Lacan, como ninguém, soube ser bandeirante do inconsciente. Sem cavalos, sem botas, sem gibão, mesmo sem tropa, teve como arma sua inquietação, que chamou de ética do desejo, e como instrumentos, seu silêncio atrás do divã e sua fala diante de um grande público.
Um homem contemporâneo: para provar o arbitrário da língua, partiu da Lingüística. Para provar que o inconsciente pensa, usou Matemática e Lógica. Para provar que herdamos, além de genes, também gostos, maneiras, tradições, recorreu à Antropologia e, para o grande debate sobre o homem e o mundo, teve longas conversas com Kant, Hegel, Heidegger, sem esquecer os antigos. Luzes e mais luzes na Psicanálise.
Se Psicanálise é ciência, ainda se discute, mas com Lacan, certamente, não é ciência oculta. Ele teve a ousadia de derrubar duas resistentes barricadas das cartilhas analíticas: seus seminários eram abertos, sua prática clínica desritualizada. Provou que a famosa transferência – as emoções deslocadas que o analisando sente por seu analista – não se extinguia ao ver o paciente seu analista em público, trabalhando, pensando, emitindo opiniões, com raiva, com carinho. Quebrando os rituais públicos e privados colocou na mão dos psicanalistas a responsabilidade de dirigir uma análise nesse mundo , e não no mundo perfumado e asséptico do britânico setting. Ele pôs a análise em pé, atenta às diferenças e não às igualdades. Estendeu as fronteiras da clínica, pôde escutar onde os padrões ensurdeciam, casos rebeldes passaram a ser casos tratados.
Na formação dos analistas também inovou. Quem é analista? A régua que mede o engenheiro, o médico, o advogado e cia. não serve para o analista, como também não é válido o terço da fé que qualifica os religiosos. O analista se mede na prova que oferece de ser capaz de levar o saber ao seu limite, ao impossível; o amor à diferença radical; de impedir que a norma pulverize os detalhes do desejo. E deve fazer tudo isso sem ficar à margem, sem gozar da marginalidade (no duplo sentido). Nem a Academia nem a Igreja servem ao psicanalista. Sua instituição é a práxis cotidiana que se mede só por sua eficácia transformadora, de um a um. Cabe às escolas psicanalíticas saber recolher, transmitir e garantir essas experiências do particular.

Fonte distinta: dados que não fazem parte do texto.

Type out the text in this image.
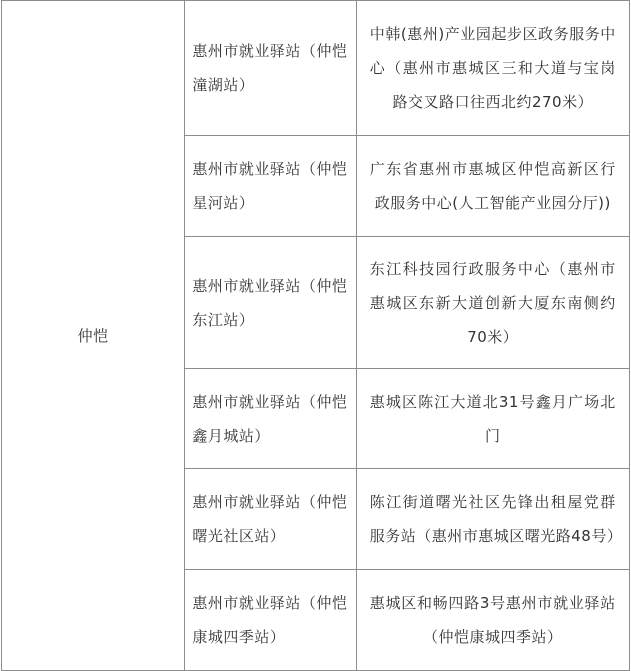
仲恺	惠州市就业驿站（仲恺潼湖站）	中韩(惠州)产业园起步区政务服务中心（惠州市惠城区三和大道与宝岗路交叉路口往西北约270米）

	惠州市就业驿站（仲恺星河站）	广东省惠州市惠城区仲恺高新区行政服务中心(人工智能产业园分厅))

	惠州市就业驿站（仲恺东江站）	东江科技园行政服务中心（惠州市惠城区东新大道创新大厦东南侧约70米）

	惠州市就业驿站（仲恺鑫月城站）	惠城区陈江大道北31号鑫月广场北门

	惠州市就业驿站（仲恺曙光社区站）	陈江街道曙光社区先锋出租屋党群服务站（惠州市惠城区曙光路48号）

	惠州市就业驿站（仲恺康城四季站）	惠城区和畅四路3号惠州市就业驿站（仲恺康城四季站）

Marshall McLuhan, o grande teórico das comunicações, definiu que “o meio é a mensagem” – mais importante que o que temos a dizer passou a ser o veículo utilizado. Falar no rádio como o rádio quer, aparecer na televisão como a televisão quer, escrever no jornal como o jornal quer. Lacan resolveu seguir a lição ao pé da letra e, ao fazê-lo, mostrou o absurdo que se esconde em toda ordem unida. Solapou o meio em sua própria mensagem. Foi à televisão e chamou o seu programa de Televisão, foi ao rádio e publicou a entrevista sob o nome de Radiofonia, escreveu um grande livro e intitulou-o, simplesmente, Escritos. Seus 26 seminários, um para cada ano de seu ensino, chamam-se Seminários. Sufocado pela armadura massificante da mídia, soube detectar os respiros da criatividade. O meio ainda não é a mensagem toda, os atores são fundamentais. Por isso se comemoram os dez anos da morte de Jacques Lacan, ele é fundamental.

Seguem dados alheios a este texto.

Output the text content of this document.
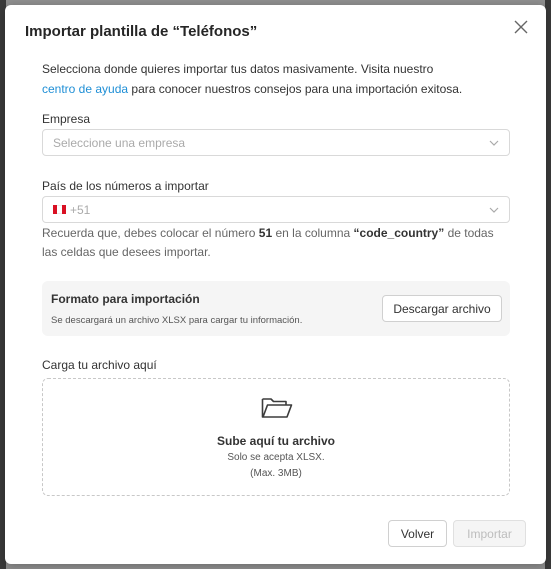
Importar plantilla de “Teléfonos”
Selecciona donde quieres importar tus datos masivamente. Visita nuestro
centro de ayuda para conocer nuestros consejos para una importación exitosa.
Empresa
Seleccione una empresa
País de los números a importar
+51
Recuerda que, debes colocar el número 51 en la columna “code_country” de todas las celdas que desees importar.
Formato para importación
Se descargará un archivo XLSX para cargar tu información.
Descargar archivo
Carga tu archivo aquí
Sube aquí tu archivo
Solo se acepta XLSX.
(Max. 3MB)
Volver	Importar
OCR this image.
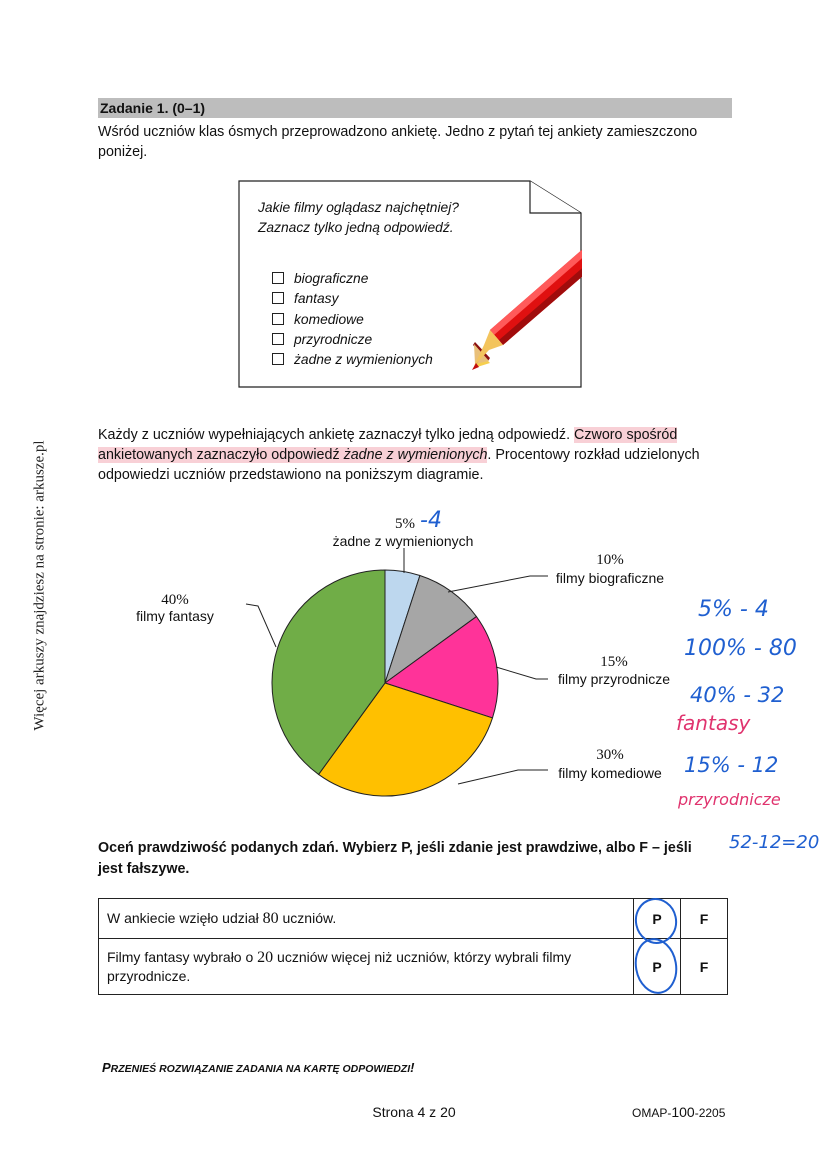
Więcej arkuszy znajdziesz na stronie: arkusze.pl
Zadanie 1. (0–1)
Wśród uczniów klas ósmych przeprowadzono ankietę. Jedno z pytań tej ankiety zamieszczono poniżej.
Jakie filmy oglądasz najchętniej?
Zaznacz tylko jedną odpowiedź.
biograficzne
fantasy
komediowe
przyrodnicze
żadne z wymienionych
Każdy z uczniów wypełniających ankietę zaznaczył tylko jedną odpowiedź. Czworo spośród ankietowanych zaznaczyło odpowiedź żadne z wymienionych. Procentowy rozkład udzielonych odpowiedzi uczniów przedstawiono na poniższym diagramie.
5%
żadne z wymienionych
10%
filmy biograficzne
15%
filmy przyrodnicze
30%
filmy komediowe
40%
filmy fantasy
-4
5% - 4
100% - 80
40% - 32
fantasy
15% - 12
przyrodnicze
52-12=20
Oceń prawdziwość podanych zdań. Wybierz P, jeśli zdanie jest prawdziwe, albo F – jeśli jest fałszywe.
W ankiecie wzięło udział 80 uczniów.	P	F
Filmy fantasy wybrało o 20 uczniów więcej niż uczniów, którzy wybrali filmy przyrodnicze.	P	F
PRZENIEŚ ROZWIĄZANIE ZADANIA NA KARTĘ ODPOWIEDZI!
Strona 4 z 20	OMAP-100-2205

A Psicanálise não sobreviveria sem os grandes analistas. Essa afirmação pode chocar o homem da ciência que pretende que a fórmula prescinda do autor. Pode falsamente alegrar o intuitivo que quer fazer de sua paixão uma verdade universal. Não, nem uma coisa nem outra.

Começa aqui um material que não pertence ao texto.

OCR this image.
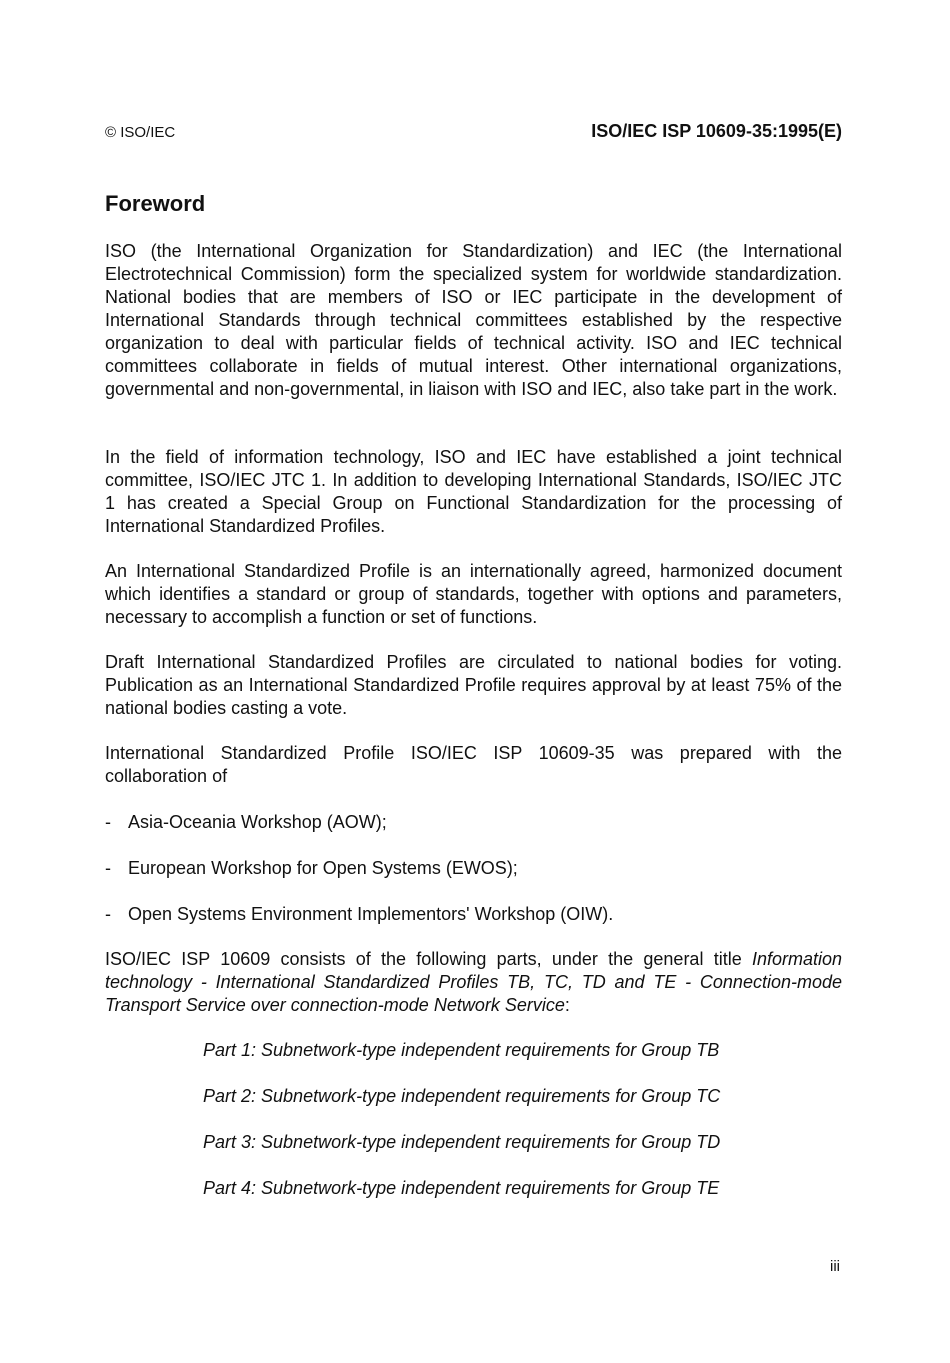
© ISO/IEC	ISO/IEC ISP 10609-35:1995(E)
Foreword

ISO (the International Organization for Standardization) and IEC (the International Electrotechnical Commission) form the specialized system for worldwide standardization. National bodies that are members of ISO or IEC participate in the development of International Standards through technical committees established by the respective organization to deal with particular fields of technical activity. ISO and IEC technical committees collaborate in fields of mutual interest. Other international organizations, governmental and non-governmental, in liaison with ISO and IEC, also take part in the work.

In the field of information technology, ISO and IEC have established a joint technical committee, ISO/IEC JTC 1. In addition to developing International Standards, ISO/IEC JTC 1 has created a Special Group on Functional Standardization for the processing of International Standardized Profiles.

An International Standardized Profile is an internationally agreed, harmonized document which identifies a standard or group of standards, together with options and parameters, necessary to accomplish a function or set of functions.

Draft International Standardized Profiles are circulated to national bodies for voting. Publication as an International Standardized Profile requires approval by at least 75% of the national bodies casting a vote.

International Standardized Profile ISO/IEC ISP 10609-35 was prepared with the collaboration of

- Asia-Oceania Workshop (AOW);
- European Workshop for Open Systems (EWOS);
- Open Systems Environment Implementors' Workshop (OIW).

ISO/IEC ISP 10609 consists of the following parts, under the general title Information technology - International Standardized Profiles TB, TC, TD and TE - Connection-mode Transport Service over connection-mode Network Service:

Part 1: Subnetwork-type independent requirements for Group TB
Part 2: Subnetwork-type independent requirements for Group TC
Part 3: Subnetwork-type independent requirements for Group TD
Part 4: Subnetwork-type independent requirements for Group TE
iii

Será analista, quem souber se equilibrar na ética do desejo. Se cair para um lado fará o sujeito desaparecer no discurso da ciência, se cair para o outro lado fará seu enaltecimento místico. Aí está uma difícil virtude: equilibrar-se nesse meio.
Já que Lacan morreu, para ser Outro enfim, como uma vez comentou, resta aos analistas fazer dessa memória uma história diferente e demonstrar o lugar da Psicanálise neste nosso mundo. Há muito para ser feito. Estejamos atentos e que haja talento e decisão.
O Estado de São Paulo 24 setembro de 1991, p 2.